Quelques dossiers, apparemment tous inspirés par un même modèle, montrent un décor inspiré des principes de l'héraldique et présentant deux petits rongeurs affrontés, dressés sur leurs pattes arrière. Ils peuvent être identifiés à des écureuils[2] ou, plus vraisemblablement à des hermines. Ce dernier décor, ainsi que les serpents ou l'aigle bicéphale, semblent réservés à l'ornementation des chaises et n'apparaissent pas par ailleurs dans l'art populaire alsacien.

L'influence de l'art savant

Un dossier de chaise conservé au Musée alsacien de Strasbourg est orné d'un remarquable décor rocaille, inspiré de l'art décoratif Louis XV français, qui montre que l'art savant et le mobilier populaire ont essayé de s'adapter l'un à l'autre, mais cette tentative ne semble pas avoir eu de suite. Le style Louis XVI est présent aussi sur quelques dossiers de chaises alsaciennes, aux formes anguleuses, avec des décors inspirés du corpus du style Louis XVI.

Utilisation des chaises alsaciennes

Chaise alsacienne (à gauche) dans une Stube (Gustave Brion, 1872)

Le ou les motifs découpés dans le dossier permettent une bonne préhension de la chaise qui se trouve alors calée sous le bras et facile à déplacer. Lors des veillées entre voisins, chaque nouvel arrivant pouvait ainsi apporter sa chaise pour la soirée.

La largeur de l’assise est de 40 cm à l'arrière, de 45 cm à l'avant. Sa forme trapézoïdale est adaptée aux larges robes en lourd drap portées par les Alsaciennes du XVIIe au début du XXe siècle, et dont les innombrables plis serrés à la taille s’ouvrent en ampleur lorsqu'elles sont assises.

D’après l'étude des inventaires après décès décrivant le mobilier des fermes pièce par pièce[3], les chaises se trouvaient majoritairement (60%) placées dans la Stube.
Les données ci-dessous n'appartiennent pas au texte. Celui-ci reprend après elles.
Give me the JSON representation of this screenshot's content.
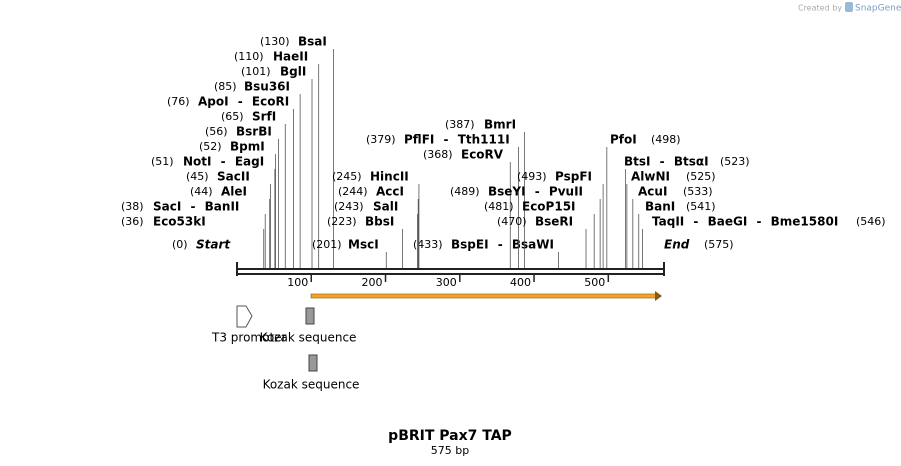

Avec le développement du confort dans les chambres à coucher, les chaises se trouvèrent aussi dans les pièces à dormir. À table, les femmes s’asseyaient sur des chaises, car il leur était plus facile de se lever pour chercher les plats et les servir, tandis que les hommes de la maisonnée restaient assis sur les bancs fixés contre les murs.

Des cadeaux de mariage

Paire de chaises offertes à un couple

Certaines chaises portent des inscriptions : ce sont des initiales ou le nom d’une femme, accompagnées d’une date correspondant à l’année de mariage. Ce sont des chaises offertes en cadeau de noces à la jeune femme, qui l'apporte dans son nouveau ménage, mais en reste propriétaire. Il existe encore quelques paires de chaises semblables, qui portent sur le dossier, l’une le nom de la mariée et l’autre le nom de son époux, chacun accompagné de la date de mariage (Musée Alsacien Strasbourg).

Chronologie

La plus ancienne chaise alsacienne datée porte le millésime de 1686, les plus récentes des années 1860. C'est alors qu'apparaissent les chaises en sapin à dossier peint, portant inscrit en blanc sur fond rouge le nom de la jeune femme et la date de son mariage. C'est là une version appauvrie et plus économique, qui marque le début de la disparition de l'art populaire alsacien. Il existe parallèlement des chaises moins travaillées, dont le bois est de moins bonne qualité, dont les pieds sont droits et dont l’assise est garnie de paille de seigle.

Les survivances

Chaise à dossier pensée de Charles Spindler (Musée d'art moderne et contemporain de Strasbourg)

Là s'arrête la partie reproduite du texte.